Да и во всей его повадке было нечто, напоминавшее времена деревянной кобылы и крепостной зависимости, хотя сам он думал, что как раз его поколение, и только лишь оно, стряхнуло с себя пережитки времен крестьянской кабалы. В том, что старые крестьяне относились сочувственно к людям ниже себя стоящим, а к высшим слоям общества враждебно, — словом, в их «политическом свободомыслии», — он видел следы крепостничества. Сам он не испытывал ни малейшего гнева против тех, кто стоял выше него: ведь эти господа шли по пути, который был и остался путем естественного исторического развития, они заботились об интересах общества, возможно лучше обеспечивая при этом собственные интересы. Теперь настала пора, когда и крестьянина понесет на своем хребте более низкий слой, — Йенс Воруп не был сентиментален. От верхов нечего ожидать; несколько крупных имений, которые перешли бы в руки крестьян, никого не спасли бы. Все придет снизу, это было для него совершенно ясно; в этом-то его шурин Нильс прав: труд есть источник всякого богатства. Впрочем, с оговоркой: если есть кому организовать этот труд и собрать плоды его. Ведь пчеловоду, для того чтобы получить мед, необходимо отрешиться от всяких сентиментов и взять то, что пчелы собрали в своем улье, — другого выхода нет. Разумеется, пчелам не дают умереть с голоду, — исходя из правильно понятых собственных интересов, им помогают перебиться в тяжелые времена. Это стоит денег, но тут уж ничего не поделаешь.

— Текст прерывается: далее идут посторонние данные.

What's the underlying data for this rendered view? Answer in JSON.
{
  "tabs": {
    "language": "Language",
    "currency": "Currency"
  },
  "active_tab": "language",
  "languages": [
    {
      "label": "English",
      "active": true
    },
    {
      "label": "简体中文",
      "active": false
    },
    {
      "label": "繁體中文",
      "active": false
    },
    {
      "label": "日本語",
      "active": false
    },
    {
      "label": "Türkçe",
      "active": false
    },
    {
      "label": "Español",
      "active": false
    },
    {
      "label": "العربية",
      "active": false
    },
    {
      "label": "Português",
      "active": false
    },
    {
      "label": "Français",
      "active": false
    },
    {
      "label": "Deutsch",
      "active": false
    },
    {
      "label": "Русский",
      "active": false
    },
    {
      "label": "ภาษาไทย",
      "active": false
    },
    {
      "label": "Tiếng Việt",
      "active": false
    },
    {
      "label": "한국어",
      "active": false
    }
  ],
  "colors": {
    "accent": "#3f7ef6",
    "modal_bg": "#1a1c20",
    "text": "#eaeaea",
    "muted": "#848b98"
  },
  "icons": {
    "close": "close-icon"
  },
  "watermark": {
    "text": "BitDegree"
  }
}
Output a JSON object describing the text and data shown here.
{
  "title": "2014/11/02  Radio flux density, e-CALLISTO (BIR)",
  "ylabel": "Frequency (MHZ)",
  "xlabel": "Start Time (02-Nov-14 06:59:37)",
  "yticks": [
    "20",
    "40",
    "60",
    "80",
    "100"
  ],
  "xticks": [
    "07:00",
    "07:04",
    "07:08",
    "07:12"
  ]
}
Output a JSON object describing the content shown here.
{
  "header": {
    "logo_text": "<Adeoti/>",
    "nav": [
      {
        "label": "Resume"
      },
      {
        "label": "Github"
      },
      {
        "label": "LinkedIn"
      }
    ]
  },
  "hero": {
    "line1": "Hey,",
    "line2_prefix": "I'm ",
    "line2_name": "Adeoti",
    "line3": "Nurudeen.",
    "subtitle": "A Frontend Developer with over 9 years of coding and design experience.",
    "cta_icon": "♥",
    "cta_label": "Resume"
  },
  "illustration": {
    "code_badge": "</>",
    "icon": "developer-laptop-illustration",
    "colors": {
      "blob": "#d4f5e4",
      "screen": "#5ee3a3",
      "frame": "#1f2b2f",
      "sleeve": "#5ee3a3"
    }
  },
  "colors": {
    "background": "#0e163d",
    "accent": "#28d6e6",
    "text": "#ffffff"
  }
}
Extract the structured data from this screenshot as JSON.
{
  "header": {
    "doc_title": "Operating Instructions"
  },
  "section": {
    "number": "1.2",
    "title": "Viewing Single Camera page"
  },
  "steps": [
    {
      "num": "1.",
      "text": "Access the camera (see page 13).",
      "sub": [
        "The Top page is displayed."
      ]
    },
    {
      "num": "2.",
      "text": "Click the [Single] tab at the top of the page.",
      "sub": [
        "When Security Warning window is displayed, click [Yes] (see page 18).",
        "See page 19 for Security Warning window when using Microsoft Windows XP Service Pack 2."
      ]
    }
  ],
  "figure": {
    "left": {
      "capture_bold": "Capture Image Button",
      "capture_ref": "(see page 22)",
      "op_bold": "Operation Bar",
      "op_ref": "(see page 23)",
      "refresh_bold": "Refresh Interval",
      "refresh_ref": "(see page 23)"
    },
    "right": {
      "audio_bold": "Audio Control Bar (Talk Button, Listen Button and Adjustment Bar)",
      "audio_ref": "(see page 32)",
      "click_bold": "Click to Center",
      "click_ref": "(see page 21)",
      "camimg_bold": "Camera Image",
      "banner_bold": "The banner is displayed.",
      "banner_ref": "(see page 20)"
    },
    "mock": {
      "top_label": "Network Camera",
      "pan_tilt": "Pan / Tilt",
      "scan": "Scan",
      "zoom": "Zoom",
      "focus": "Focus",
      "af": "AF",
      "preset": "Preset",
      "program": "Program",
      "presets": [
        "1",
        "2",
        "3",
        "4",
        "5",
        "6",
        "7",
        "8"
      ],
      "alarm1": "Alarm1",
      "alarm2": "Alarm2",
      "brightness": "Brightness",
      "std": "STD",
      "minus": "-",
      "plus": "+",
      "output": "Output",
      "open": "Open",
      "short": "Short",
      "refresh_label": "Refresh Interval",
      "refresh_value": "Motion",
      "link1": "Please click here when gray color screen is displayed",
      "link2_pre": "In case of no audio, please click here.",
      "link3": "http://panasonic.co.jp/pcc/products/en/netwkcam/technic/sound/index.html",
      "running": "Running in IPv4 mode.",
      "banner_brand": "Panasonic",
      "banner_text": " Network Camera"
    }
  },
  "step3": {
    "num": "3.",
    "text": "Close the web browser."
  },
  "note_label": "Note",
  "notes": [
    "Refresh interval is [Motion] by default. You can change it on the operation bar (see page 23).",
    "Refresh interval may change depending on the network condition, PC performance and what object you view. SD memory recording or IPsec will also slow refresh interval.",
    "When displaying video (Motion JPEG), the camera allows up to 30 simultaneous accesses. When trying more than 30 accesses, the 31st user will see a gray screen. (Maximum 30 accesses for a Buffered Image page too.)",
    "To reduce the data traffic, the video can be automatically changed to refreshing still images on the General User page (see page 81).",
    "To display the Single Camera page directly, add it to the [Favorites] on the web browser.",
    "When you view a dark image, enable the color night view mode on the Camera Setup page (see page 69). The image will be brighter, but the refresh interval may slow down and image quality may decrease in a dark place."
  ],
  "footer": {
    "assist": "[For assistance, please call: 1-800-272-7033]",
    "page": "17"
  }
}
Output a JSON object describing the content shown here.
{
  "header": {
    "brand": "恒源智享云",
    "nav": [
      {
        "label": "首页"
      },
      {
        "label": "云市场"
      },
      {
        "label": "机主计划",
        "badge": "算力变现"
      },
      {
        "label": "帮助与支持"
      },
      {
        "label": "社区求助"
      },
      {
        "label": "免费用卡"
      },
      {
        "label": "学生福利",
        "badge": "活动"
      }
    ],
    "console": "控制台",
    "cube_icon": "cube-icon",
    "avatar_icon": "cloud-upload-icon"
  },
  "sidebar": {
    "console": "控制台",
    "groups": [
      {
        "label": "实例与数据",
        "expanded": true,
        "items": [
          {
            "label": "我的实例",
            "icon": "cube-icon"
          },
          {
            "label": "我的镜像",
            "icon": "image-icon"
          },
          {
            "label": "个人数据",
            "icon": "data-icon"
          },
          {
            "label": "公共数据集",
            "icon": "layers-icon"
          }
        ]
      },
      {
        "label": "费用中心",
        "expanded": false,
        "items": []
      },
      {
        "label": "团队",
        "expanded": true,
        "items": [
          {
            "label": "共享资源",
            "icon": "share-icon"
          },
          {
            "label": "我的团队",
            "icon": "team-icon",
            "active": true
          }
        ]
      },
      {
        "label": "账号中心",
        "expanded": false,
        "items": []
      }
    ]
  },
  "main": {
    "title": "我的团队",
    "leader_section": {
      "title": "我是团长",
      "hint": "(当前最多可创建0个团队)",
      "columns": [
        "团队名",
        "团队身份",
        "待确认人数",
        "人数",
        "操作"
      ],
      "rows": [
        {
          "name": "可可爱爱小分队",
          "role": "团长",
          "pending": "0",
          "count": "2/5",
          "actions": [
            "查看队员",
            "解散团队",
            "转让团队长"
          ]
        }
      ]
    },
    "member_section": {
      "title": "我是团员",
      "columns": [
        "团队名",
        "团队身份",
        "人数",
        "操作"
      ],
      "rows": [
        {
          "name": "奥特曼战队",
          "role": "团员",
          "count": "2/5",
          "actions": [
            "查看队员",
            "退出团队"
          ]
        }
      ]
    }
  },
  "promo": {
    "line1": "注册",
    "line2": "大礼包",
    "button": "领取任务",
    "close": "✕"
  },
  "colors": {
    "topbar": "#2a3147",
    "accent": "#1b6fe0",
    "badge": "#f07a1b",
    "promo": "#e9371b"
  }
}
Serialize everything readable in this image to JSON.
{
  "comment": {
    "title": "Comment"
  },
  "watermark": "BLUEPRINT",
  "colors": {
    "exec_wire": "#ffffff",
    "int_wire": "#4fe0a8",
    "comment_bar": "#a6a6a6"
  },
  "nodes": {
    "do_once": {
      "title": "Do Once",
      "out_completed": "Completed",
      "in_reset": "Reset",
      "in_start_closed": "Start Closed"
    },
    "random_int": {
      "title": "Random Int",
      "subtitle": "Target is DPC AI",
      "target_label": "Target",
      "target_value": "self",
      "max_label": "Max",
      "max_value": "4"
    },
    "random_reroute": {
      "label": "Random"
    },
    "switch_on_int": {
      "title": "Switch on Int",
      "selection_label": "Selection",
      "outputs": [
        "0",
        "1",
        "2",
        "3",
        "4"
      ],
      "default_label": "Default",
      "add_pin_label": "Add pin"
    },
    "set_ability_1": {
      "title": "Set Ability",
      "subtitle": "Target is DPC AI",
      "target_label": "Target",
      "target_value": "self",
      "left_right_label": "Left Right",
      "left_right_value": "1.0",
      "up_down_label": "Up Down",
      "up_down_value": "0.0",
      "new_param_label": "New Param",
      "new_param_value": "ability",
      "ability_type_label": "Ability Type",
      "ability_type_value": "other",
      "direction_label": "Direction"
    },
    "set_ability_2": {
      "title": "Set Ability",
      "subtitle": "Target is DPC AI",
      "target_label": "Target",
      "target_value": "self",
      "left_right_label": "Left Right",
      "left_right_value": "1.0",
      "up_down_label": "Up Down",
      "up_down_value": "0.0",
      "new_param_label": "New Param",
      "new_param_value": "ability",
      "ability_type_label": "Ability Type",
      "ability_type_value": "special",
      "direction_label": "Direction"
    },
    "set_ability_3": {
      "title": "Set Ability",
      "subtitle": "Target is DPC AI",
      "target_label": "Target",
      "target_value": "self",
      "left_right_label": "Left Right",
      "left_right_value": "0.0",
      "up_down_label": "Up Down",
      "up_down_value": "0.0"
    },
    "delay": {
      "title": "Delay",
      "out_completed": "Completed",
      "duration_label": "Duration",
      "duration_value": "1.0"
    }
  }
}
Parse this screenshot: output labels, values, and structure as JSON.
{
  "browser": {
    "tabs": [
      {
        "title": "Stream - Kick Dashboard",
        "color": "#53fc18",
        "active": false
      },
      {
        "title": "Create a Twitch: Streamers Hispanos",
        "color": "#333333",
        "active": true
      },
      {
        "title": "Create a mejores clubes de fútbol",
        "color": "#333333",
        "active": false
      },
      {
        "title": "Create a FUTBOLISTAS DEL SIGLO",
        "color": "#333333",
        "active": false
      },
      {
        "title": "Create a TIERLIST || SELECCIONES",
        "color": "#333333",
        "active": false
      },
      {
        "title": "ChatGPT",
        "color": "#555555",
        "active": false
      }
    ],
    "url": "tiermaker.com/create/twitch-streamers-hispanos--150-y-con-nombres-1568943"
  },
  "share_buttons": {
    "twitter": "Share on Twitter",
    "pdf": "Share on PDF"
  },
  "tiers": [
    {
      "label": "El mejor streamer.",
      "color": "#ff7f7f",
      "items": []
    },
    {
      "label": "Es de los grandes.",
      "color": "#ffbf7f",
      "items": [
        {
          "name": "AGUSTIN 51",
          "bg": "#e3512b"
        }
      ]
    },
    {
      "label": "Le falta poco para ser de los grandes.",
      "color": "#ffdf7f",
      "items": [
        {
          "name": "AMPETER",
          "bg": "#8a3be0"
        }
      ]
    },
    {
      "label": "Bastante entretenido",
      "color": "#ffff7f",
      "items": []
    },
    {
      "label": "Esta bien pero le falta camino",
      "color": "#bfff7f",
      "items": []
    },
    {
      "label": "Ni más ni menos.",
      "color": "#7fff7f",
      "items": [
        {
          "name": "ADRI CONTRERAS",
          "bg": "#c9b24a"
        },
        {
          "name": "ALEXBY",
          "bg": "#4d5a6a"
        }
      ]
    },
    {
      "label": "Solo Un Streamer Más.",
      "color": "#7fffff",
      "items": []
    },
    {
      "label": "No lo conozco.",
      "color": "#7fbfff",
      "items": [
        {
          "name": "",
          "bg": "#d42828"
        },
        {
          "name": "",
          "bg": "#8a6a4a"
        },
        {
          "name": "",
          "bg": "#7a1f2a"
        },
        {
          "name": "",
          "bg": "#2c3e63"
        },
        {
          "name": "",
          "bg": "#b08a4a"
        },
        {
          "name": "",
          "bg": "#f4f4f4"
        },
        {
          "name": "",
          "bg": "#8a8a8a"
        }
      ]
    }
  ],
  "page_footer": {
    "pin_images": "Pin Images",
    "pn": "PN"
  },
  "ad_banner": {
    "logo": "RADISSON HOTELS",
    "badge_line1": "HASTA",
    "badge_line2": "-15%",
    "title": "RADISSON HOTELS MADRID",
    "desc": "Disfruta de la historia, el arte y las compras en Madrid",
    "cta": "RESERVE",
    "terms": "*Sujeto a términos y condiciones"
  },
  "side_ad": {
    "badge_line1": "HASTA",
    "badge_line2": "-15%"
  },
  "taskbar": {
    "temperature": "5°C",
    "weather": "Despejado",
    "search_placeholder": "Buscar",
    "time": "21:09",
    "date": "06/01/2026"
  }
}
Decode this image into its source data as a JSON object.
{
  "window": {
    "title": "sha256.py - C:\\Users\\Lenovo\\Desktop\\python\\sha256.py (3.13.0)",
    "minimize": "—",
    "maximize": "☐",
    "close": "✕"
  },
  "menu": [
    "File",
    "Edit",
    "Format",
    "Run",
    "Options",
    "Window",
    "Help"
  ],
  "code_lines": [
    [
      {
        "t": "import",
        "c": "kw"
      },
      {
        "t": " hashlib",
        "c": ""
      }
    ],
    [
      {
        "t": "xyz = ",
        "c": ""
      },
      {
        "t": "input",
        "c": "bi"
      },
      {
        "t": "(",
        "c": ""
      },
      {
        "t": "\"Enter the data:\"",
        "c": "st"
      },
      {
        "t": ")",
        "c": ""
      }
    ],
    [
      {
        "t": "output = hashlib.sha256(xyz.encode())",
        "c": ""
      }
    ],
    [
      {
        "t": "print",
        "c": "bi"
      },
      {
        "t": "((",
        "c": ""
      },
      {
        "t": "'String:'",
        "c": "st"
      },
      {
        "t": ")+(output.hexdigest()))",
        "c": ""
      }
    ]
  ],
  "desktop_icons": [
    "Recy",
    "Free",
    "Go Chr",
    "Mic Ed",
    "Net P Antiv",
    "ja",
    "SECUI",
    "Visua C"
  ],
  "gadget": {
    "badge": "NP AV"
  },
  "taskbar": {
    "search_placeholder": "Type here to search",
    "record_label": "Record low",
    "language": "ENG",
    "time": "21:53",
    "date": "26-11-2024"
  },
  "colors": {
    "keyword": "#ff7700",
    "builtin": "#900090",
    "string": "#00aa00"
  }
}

А здесь речь идет о большом человеческом хозяйстве; для того, чтобы труд малых сих, выполняющих в обществе как бы роль пчел, приносил пользу, нужна твердая хозяйская рука. Маленькие люди никогда ничего не накопят, даже если оставить им весь продукт их труда. Предоставьте их самим себе — и все погибнет, как гибнет брошенный на произвол судьбы улей. То, что проповедует шурин, привело бы к анархии, к полному краху и разложению.
Йенс Воруп не был эгоистом, но он хотел, чтобы ответственность за ход вещей была вложена в надежные руки, а самое простое и верное — самому направлять этот ход вещей. «Я империалист, — говорил он о себе, — империалист в вопросах внутреннего хозяйства. Я ничего не имею против того, чтобы вся принадлежащая нашей стране земля была сосредоточена в верных руках». И ему было ясно, что земля не может быть в лучших руках, чем его собственные.
Ну, пожалуй, он чересчур высоко занесся. Йенс Воруп не склонен был строить воздушные замки, он слишком любил землю. Достаточно есть реальных вещей, над которыми он мог бы изощрять свое воображение, — например, его любимый жеребец. В воскресные дни Йенс охотно проводил часок-другой в конюшне и влюбленным взором следил, как молодой конь носится по загону и страстно рвется на волю, порывистый, полный скованной силы, — заряженная бомба! Взрыв может произойти в любую минуту; достаточно, чтобы в одной из конюшен заржала кобыла — жеребец становится на задние ноги, а передними бьет по воздуху, и трепещет, и ржет. Йенс, держа во рту соломинку и машинально жуя, следит за игрой его мускулов, вглядывается в его формы, мысленно работая над ними, как поэт над своими стихами: здесь убавляет, там прибавляет, пока перед его внутренним взором не предстанет идеальный жеребец. Йенс Воруп в эти минуты похож на игрока, переставляющего фигуры на шахматной доске: взгляд его то неподвижно останавливается, то вдруг устремляется в сторону, а мысли работают наперегонки с жующими соломинку губами. Он с трудом встряхивается и уходит. Ведь это одно из многих его дел. Йенс Воруп не был коневодом, он даже смотрел на этого рода людей сверху вниз, считая их односторонними; как сельские хозяева они мало чего стоили. Для него жеребец был только одним из многих шансов.